Однако более подробно о судьбах императоров и империй посол Визарий обещал переговорить с Гаральдом и конунгом Гуннаром уже перед их отплытием из Киева. Причем только с ними двумя — то есть с младовозрастным принцем и его опытным военным наставником, по существу, с регентом юного короля. Так надежнее. Кстати, возвращаться в Крым, а оттуда, возможно, и к берегам империи он тоже намеревался на челнах викингов, под их надежной защитой.
3
Княжна не могла знать, что ее близкому знакомству с принцем норвежским предшествовал вкрадчивый совет, полученный великой княгиней от своей сестры Астризесс.
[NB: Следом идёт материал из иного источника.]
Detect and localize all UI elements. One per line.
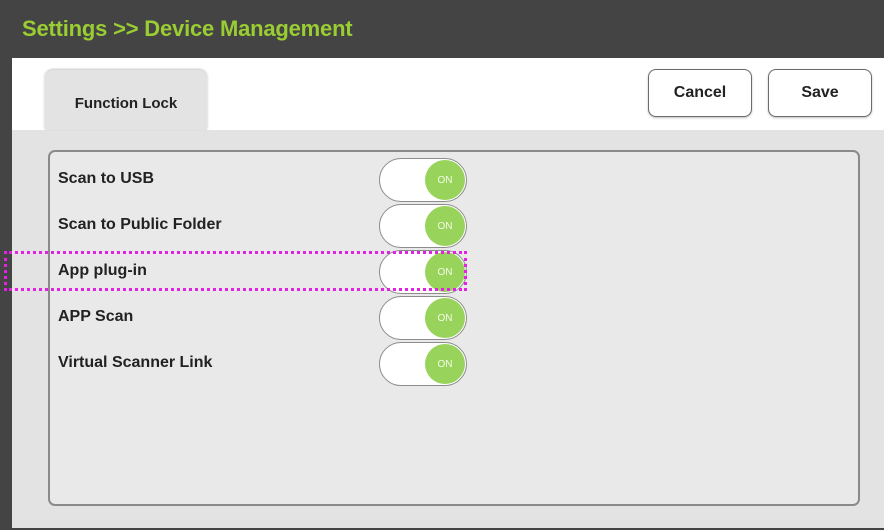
setting-label: App plug-in (58, 262, 147, 279)
virtual-scanner-link-toggle[interactable]: ON (379, 342, 467, 386)
setting-row-scan-to-public-folder: Scan to Public Folder ON (50, 204, 858, 248)
toggle-knob: ON (425, 298, 465, 338)
app-plug-in-toggle[interactable]: ON (379, 250, 467, 294)
device-management-window: Settings >> Device Management Function L… (0, 0, 884, 530)
scan-to-public-folder-toggle[interactable]: ON (379, 204, 467, 248)
tab-label: Function Lock (74, 95, 178, 112)
setting-row-app-scan: APP Scan ON (50, 296, 858, 340)
toggle-knob: ON (425, 206, 465, 246)
setting-row-app-plug-in: App plug-in ON (50, 250, 858, 294)
tab-function-lock[interactable]: Function Lock (45, 70, 207, 130)
save-button[interactable]: Save (768, 69, 872, 117)
function-lock-panel: Scan to USB ON Scan to Public Folder ON … (48, 150, 860, 506)
scan-to-usb-toggle[interactable]: ON (379, 158, 467, 202)
setting-row-virtual-scanner-link: Virtual Scanner Link ON (50, 342, 858, 386)
setting-label: Scan to USB (58, 170, 155, 187)
setting-row-scan-to-usb: Scan to USB ON (50, 158, 858, 202)
page-title: Settings >> Device Management (22, 16, 353, 41)
content-area: Function Lock Cancel Save Scan to USB ON… (12, 58, 884, 528)
toggle-knob: ON (425, 252, 465, 292)
tab-strip: Function Lock Cancel Save (12, 58, 884, 130)
title-bar: Settings >> Device Management (12, 0, 884, 58)
setting-label: Virtual Scanner Link (58, 354, 213, 371)
app-scan-toggle[interactable]: ON (379, 296, 467, 340)
cancel-button[interactable]: Cancel (648, 69, 752, 117)
toggle-knob: ON (425, 160, 465, 200)
toggle-knob: ON (425, 344, 465, 384)
setting-label: Scan to Public Folder (58, 216, 222, 233)
setting-label: APP Scan (58, 308, 134, 325)
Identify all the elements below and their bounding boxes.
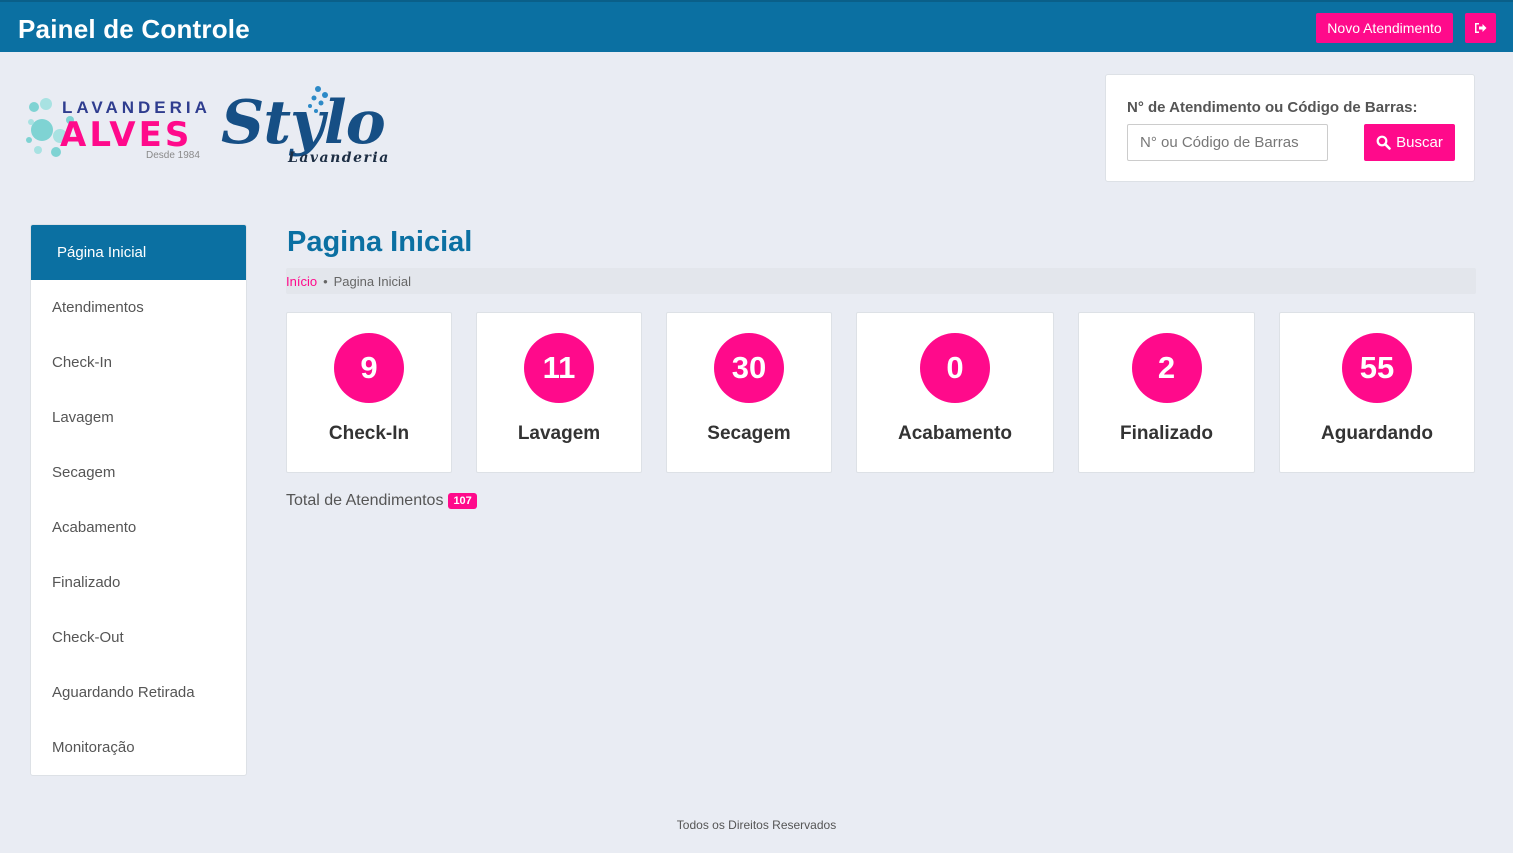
- search-label: N° de Atendimento ou Código de Barras:: [1127, 99, 1418, 116]
- logout-button[interactable]: [1465, 13, 1496, 43]
- sidebar-item-acabamento[interactable]: Acabamento: [31, 500, 246, 555]
- stat-card-lavagem[interactable]: 11 Lavagem: [476, 312, 642, 473]
- stat-card-finalizado[interactable]: 2 Finalizado: [1078, 312, 1255, 473]
- breadcrumb-home-link[interactable]: Início: [286, 274, 317, 289]
- sidebar-item-home[interactable]: Página Inicial: [31, 225, 246, 280]
- logo-alves-main: ALVES: [60, 115, 193, 155]
- sidebar-item-monitoracao[interactable]: Monitoração: [31, 720, 246, 775]
- breadcrumb-separator: •: [323, 273, 328, 289]
- stat-label: Check-In: [328, 423, 410, 444]
- stat-label: Secagem: [707, 423, 791, 444]
- total-services: Total de Atendimentos 107: [286, 492, 477, 510]
- stat-card-acabamento[interactable]: 0 Acabamento: [856, 312, 1054, 473]
- sidebar-item-secagem[interactable]: Secagem: [31, 445, 246, 500]
- logo-stylo-sub: Lavanderia: [288, 150, 390, 166]
- stat-label: Lavagem: [517, 423, 601, 444]
- stat-count: 2: [1131, 333, 1202, 403]
- stat-card-secagem[interactable]: 30 Secagem: [666, 312, 832, 473]
- total-services-badge: 107: [448, 493, 477, 509]
- sign-out-icon: [1475, 23, 1487, 33]
- page-title: Pagina Inicial: [287, 226, 473, 258]
- company-logo: LAVANDERIA ALVES Desde 1984 Stylo Lavand…: [26, 84, 416, 174]
- search-input[interactable]: [1127, 124, 1328, 161]
- total-services-label: Total de Atendimentos: [286, 492, 444, 509]
- search-icon: [1376, 135, 1391, 150]
- stat-count: 55: [1342, 333, 1412, 403]
- stat-card-check-in[interactable]: 9 Check-In: [286, 312, 452, 473]
- sidebar-item-aguardando-retirada[interactable]: Aguardando Retirada: [31, 665, 246, 720]
- search-panel: N° de Atendimento ou Código de Barras: B…: [1105, 74, 1475, 182]
- stat-count: 11: [524, 333, 594, 403]
- search-button-label: Buscar: [1396, 134, 1443, 151]
- sidebar-item-atendimentos[interactable]: Atendimentos: [31, 280, 246, 335]
- stat-count: 30: [714, 333, 784, 403]
- sidebar-item-lavagem[interactable]: Lavagem: [31, 390, 246, 445]
- stat-count: 9: [334, 333, 404, 403]
- logo-since: Desde 1984: [146, 150, 200, 161]
- stat-label: Finalizado: [1120, 423, 1213, 444]
- search-button[interactable]: Buscar: [1364, 124, 1455, 161]
- breadcrumb-current: Pagina Inicial: [333, 273, 411, 289]
- stat-label: Acabamento: [897, 423, 1013, 444]
- footer-text: Todos os Direitos Reservados: [676, 818, 837, 832]
- app-title: Painel de Controle: [18, 14, 250, 44]
- sidebar-item-check-out[interactable]: Check-Out: [31, 610, 246, 665]
- stat-card-aguardando[interactable]: 55 Aguardando: [1279, 312, 1475, 473]
- sidebar-item-finalizado[interactable]: Finalizado: [31, 555, 246, 610]
- breadcrumb: Início • Pagina Inicial: [286, 268, 1476, 294]
- sidebar: Página Inicial Atendimentos Check-In Lav…: [30, 224, 247, 776]
- sidebar-item-check-in[interactable]: Check-In: [31, 335, 246, 390]
- stat-label: Aguardando: [1321, 423, 1433, 444]
- top-bar: Painel de Controle Novo Atendimento: [0, 0, 1513, 52]
- new-service-button[interactable]: Novo Atendimento: [1316, 13, 1453, 43]
- stat-count: 0: [920, 333, 990, 403]
- logo-stylo-main: Stylo: [221, 88, 386, 158]
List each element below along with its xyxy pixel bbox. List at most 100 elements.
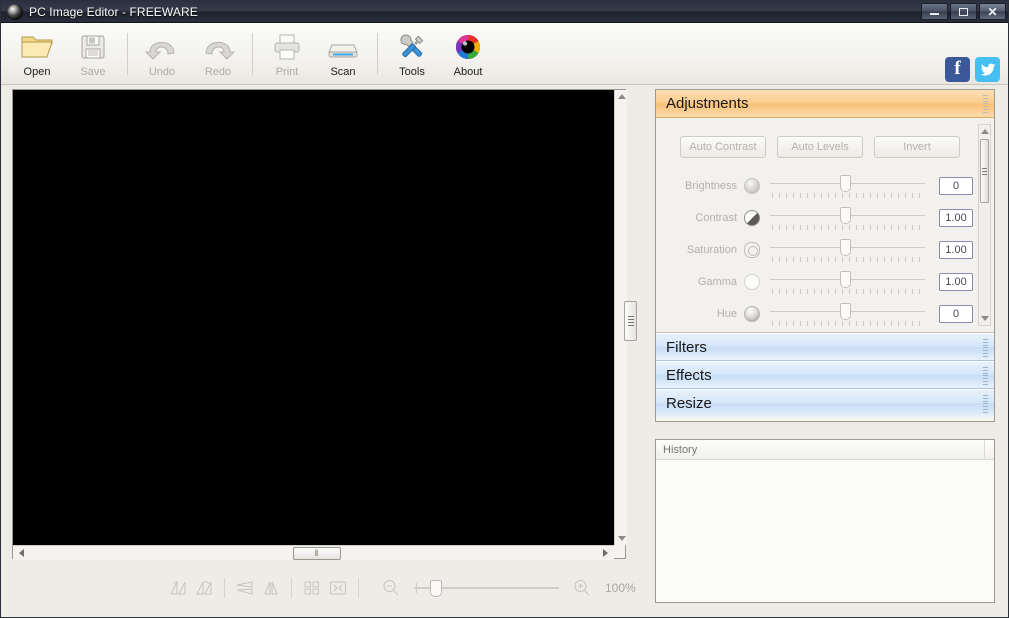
minimize-icon — [930, 13, 939, 15]
maximize-button[interactable] — [950, 3, 977, 20]
history-column-header[interactable]: History — [656, 444, 984, 456]
section-header-effects[interactable]: Effects — [656, 361, 994, 389]
slider-label-gamma: Gamma — [697, 276, 737, 288]
horizontal-scroll-thumb[interactable]: ‖ — [293, 547, 341, 560]
open-label: Open — [23, 66, 51, 78]
slider-row-contrast: Contrast 1.00 — [656, 202, 994, 234]
invert-button[interactable]: Invert — [874, 136, 960, 158]
save-button[interactable]: Save — [65, 25, 121, 83]
minimize-button[interactable] — [921, 3, 948, 20]
auto-levels-button[interactable]: Auto Levels — [777, 136, 863, 158]
section-header-resize[interactable]: Resize — [656, 389, 994, 417]
zoom-out-icon[interactable] — [378, 575, 404, 601]
rotate-right-icon[interactable] — [191, 575, 217, 601]
redo-arrow-icon — [200, 30, 236, 64]
adjustment-sliders: Brightness 0 Contrast 1.00 Saturation 1.… — [656, 170, 994, 330]
section-grip-icon — [983, 367, 988, 385]
scroll-right-icon[interactable] — [599, 546, 612, 560]
scroll-left-icon[interactable] — [15, 546, 28, 560]
zoom-in-icon[interactable] — [569, 575, 595, 601]
saturation-slider[interactable] — [770, 237, 925, 263]
undo-button[interactable]: Undo — [134, 25, 190, 83]
saturation-value-field[interactable]: 1.00 — [939, 241, 973, 259]
hue-slider[interactable] — [770, 301, 925, 327]
application-window: PC Image Editor - FREEWARE ✕ Open Save U… — [0, 0, 1009, 618]
zoom-slider-tick — [416, 583, 417, 593]
scroll-thumb-grip-icon: ‖ — [314, 548, 320, 558]
redo-button[interactable]: Redo — [190, 25, 246, 83]
image-canvas[interactable] — [13, 90, 614, 545]
history-list[interactable] — [656, 460, 994, 602]
about-button[interactable]: About — [440, 25, 496, 83]
slider-row-gamma: Gamma 1.00 — [656, 266, 994, 298]
gamma-value-field[interactable]: 1.00 — [939, 273, 973, 291]
brightness-icon — [744, 178, 760, 194]
auto-adjust-buttons: Auto Contrast Auto Levels Invert — [680, 136, 960, 158]
redo-label: Redo — [204, 66, 232, 78]
scroll-up-icon[interactable] — [615, 90, 628, 103]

— Почему ты до сих пор не свела свою дочь с принцем Гаральдом? Чего ты ждешь?
— Какую именно из дочерей? — следуя совету лекаря-германца, Ингигерда только что, в очередной раз и с очередным отвращением выпила три перепелиных яйца.
У этого врачевателя были свои способы лечения, совершенно не такие, как у докторов-византийцев, вечно колдующих над какими-то порошками и минералами. Сердечный недуг он лечил яйцами птиц, а также настойками трав и диких ягод, которые заготавливали для него два сведущих в этих снадобьях помощника. Астризесс знала, что сестра буквально влюблена в этого молодого статного лекаря Зигфрида, притом что с отвращением воспринимала все его «птичьи исцеления».